Color Guide to Success

December 4th, 2013 by admin

When a designer generates graphics on a computer for printing, or wishes to print images from a digital camera, it is a common mistake to assume that the colors seen on the screen will look the same in print. As a result, files for printing are often erroneously sent in the Red-Green-Blue (RGB) format for printing. The issue lies in the fact that the computer screen and many photo editing programs show colors in RGB mode, while images are printed on paper in Cyan-Magenta-Yellow-Black (CMYK) format. In many cases, there will be noticeable differences between the shades of color. The key to avoiding this potential problem is to convert all graphics to CMYK format during the layout design phase.

CMYK: The Formula for Success
Full-color printing, also called “4-color process” uses Cyan [C], Magenta [M], Yellow [Y], and Black [Y] in different percentage combinations to create the colors we see in print. By specifying your design elements using CMYK , you can be confident that you will get the colors you want. Create your design in CMYK color instead of RGB whenever possible.

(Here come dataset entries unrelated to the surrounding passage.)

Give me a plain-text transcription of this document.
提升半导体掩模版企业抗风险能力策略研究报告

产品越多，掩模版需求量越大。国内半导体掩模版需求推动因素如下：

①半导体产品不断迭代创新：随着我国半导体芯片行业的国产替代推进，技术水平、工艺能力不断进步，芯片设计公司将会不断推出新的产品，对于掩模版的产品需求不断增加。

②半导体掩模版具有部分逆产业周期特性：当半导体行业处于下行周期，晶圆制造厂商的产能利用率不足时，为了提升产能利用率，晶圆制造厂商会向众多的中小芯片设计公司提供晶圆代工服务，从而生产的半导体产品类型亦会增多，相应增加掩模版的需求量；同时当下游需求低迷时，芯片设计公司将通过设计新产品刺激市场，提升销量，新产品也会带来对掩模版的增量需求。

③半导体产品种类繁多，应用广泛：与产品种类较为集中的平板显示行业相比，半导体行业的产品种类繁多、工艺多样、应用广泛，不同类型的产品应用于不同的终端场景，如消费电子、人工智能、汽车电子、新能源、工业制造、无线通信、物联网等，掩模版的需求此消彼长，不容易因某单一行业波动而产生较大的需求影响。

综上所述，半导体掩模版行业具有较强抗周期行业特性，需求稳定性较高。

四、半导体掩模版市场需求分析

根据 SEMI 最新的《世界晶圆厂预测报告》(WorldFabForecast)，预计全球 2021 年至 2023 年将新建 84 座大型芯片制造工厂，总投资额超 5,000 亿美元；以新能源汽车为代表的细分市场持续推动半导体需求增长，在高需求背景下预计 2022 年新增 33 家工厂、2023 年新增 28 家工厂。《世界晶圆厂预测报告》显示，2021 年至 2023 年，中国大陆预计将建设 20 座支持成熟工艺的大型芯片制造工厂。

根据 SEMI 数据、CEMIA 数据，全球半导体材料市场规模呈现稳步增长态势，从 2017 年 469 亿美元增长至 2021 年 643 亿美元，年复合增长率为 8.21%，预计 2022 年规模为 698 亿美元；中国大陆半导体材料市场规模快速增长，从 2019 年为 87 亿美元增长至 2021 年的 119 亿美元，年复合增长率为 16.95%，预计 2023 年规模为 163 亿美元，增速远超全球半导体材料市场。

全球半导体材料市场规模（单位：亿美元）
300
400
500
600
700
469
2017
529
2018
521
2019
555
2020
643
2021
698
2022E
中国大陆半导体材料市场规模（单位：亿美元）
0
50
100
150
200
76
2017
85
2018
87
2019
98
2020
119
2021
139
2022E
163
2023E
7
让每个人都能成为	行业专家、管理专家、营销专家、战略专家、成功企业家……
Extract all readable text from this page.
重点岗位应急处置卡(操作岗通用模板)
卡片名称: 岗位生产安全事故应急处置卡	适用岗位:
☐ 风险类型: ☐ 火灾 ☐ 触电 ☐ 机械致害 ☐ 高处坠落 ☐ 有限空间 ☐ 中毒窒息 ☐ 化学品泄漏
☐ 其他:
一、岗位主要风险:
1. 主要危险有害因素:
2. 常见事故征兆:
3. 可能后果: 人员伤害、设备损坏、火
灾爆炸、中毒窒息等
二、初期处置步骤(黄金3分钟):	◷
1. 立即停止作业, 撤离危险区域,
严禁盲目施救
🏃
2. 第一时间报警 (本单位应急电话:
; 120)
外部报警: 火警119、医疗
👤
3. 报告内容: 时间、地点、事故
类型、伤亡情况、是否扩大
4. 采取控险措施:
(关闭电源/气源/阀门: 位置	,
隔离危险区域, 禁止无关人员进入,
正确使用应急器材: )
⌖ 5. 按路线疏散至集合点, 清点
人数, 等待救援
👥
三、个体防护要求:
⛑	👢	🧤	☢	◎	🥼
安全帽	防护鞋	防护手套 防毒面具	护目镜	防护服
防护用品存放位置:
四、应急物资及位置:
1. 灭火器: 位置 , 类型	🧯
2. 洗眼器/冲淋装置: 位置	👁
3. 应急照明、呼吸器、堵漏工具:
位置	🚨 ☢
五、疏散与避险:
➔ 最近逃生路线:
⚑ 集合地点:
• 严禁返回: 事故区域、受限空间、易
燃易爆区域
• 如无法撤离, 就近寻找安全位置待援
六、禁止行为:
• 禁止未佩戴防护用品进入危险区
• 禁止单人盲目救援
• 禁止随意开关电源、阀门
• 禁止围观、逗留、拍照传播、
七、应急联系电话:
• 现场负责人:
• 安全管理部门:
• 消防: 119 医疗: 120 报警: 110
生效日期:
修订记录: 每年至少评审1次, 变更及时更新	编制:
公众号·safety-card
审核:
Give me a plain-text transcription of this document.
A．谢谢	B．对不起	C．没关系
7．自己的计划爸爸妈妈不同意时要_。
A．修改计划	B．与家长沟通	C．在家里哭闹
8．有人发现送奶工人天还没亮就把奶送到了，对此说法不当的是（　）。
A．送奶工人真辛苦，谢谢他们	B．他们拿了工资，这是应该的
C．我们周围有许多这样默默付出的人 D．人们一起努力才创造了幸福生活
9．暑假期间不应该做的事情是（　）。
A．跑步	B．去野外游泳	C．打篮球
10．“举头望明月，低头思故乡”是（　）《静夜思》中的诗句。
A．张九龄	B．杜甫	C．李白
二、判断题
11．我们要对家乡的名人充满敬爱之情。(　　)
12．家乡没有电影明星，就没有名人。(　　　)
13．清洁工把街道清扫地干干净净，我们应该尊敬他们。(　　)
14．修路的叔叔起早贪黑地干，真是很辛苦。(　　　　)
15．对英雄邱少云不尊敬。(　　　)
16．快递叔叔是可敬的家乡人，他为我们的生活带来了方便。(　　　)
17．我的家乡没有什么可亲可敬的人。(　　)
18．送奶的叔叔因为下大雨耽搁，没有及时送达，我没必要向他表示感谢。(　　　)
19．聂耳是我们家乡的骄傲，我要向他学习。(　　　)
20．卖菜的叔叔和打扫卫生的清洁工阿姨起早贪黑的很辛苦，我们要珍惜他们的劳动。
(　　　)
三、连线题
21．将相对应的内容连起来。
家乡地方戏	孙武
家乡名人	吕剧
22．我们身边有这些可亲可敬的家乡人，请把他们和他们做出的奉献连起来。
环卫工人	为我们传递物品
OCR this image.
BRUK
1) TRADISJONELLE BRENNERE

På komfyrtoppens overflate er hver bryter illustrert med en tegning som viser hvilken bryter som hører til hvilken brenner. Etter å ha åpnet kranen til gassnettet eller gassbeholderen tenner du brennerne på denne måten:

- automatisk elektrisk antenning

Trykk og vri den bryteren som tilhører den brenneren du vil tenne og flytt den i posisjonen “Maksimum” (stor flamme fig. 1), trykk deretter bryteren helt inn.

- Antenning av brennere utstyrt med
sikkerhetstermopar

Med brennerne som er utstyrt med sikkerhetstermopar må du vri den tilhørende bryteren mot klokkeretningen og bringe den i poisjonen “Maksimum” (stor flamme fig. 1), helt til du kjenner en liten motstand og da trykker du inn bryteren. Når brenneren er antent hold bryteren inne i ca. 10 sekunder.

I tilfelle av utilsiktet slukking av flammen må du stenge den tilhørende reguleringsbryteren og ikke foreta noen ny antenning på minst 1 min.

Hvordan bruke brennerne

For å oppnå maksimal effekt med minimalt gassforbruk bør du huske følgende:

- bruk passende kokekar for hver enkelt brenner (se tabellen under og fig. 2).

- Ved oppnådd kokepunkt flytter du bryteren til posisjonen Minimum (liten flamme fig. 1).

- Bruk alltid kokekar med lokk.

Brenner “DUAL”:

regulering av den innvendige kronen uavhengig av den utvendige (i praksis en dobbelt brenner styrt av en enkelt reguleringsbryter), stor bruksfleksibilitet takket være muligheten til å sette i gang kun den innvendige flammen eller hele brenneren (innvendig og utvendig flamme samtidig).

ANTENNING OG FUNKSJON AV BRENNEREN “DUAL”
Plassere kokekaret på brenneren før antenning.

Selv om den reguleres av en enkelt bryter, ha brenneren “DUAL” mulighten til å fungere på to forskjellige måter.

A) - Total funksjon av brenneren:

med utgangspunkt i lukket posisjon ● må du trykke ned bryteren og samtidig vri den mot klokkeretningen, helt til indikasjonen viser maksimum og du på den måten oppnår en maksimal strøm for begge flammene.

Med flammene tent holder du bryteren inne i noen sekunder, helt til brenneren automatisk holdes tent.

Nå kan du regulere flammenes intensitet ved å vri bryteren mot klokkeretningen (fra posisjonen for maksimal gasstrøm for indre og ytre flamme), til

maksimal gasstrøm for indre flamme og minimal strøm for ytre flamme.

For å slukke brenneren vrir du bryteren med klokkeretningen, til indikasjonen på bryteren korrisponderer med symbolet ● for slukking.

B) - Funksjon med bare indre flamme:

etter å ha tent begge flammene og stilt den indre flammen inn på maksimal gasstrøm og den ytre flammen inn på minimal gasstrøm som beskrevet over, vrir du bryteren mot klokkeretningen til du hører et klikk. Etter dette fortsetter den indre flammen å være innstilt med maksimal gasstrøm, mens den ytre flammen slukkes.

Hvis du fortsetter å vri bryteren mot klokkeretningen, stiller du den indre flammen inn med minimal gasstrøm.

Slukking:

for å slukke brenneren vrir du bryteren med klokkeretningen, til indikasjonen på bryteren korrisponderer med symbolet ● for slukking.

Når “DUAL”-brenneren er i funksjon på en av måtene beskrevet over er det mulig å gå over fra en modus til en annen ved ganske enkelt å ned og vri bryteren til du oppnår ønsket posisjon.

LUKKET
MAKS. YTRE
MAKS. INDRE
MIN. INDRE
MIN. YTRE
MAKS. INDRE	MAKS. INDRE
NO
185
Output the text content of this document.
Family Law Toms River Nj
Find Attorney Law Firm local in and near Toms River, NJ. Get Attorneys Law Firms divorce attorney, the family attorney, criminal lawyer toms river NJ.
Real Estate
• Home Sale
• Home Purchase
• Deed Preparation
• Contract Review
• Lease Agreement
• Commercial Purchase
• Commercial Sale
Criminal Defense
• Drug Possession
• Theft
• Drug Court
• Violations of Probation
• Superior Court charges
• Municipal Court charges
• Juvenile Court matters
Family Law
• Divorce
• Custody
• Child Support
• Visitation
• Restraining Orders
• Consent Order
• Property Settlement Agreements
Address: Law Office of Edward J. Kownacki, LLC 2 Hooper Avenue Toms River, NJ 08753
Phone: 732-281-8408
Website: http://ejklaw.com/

A common color mode, RGB stands for the colors of Red, Green, Blue. Add red, green, and blue light to create white light. Because you ADD the colors together to get White, we call these RGB colors the additive primaries. Colors on screen are displayed by mixing varying amounts of red, green, and blue light.

Working with images destined for the screen or the Web, we designate colors by the amount of red, green, or blue in the color. In your graphics software these numbers might look like this: 255 RED 255 GREEN 0 BLUE. A number between 1-255 designates the amount of each RGB color.

Keep in mind that RGB refers to an on-screen color mode. Mixing red, green, and blue inks or red, green, and blue paints is not going produce white.

Spot Color or 4-Color.
Spot colors use ink that is custom mixed. Generally, spot color is used with 1- or 2-color printing. Inks like fluorescent orange, metallic gold or Pantone colors are examples of spot color.

For more color choices at a lower cost, use CMYK color in your design. Full-color photos are always printed in CMYK

Black and Rich Black.
Black colors in print are not all the same. On computer monitors, all blacks will generally appear consistent. But on press, different ink combinations can create a wide range of blacks.

When black is the text color, use flat 100% black (0-0-0-100) for the crispest result.

If you have a solid black area larger than two square inches, we recommend using a “rich black” for a darker, more inform color.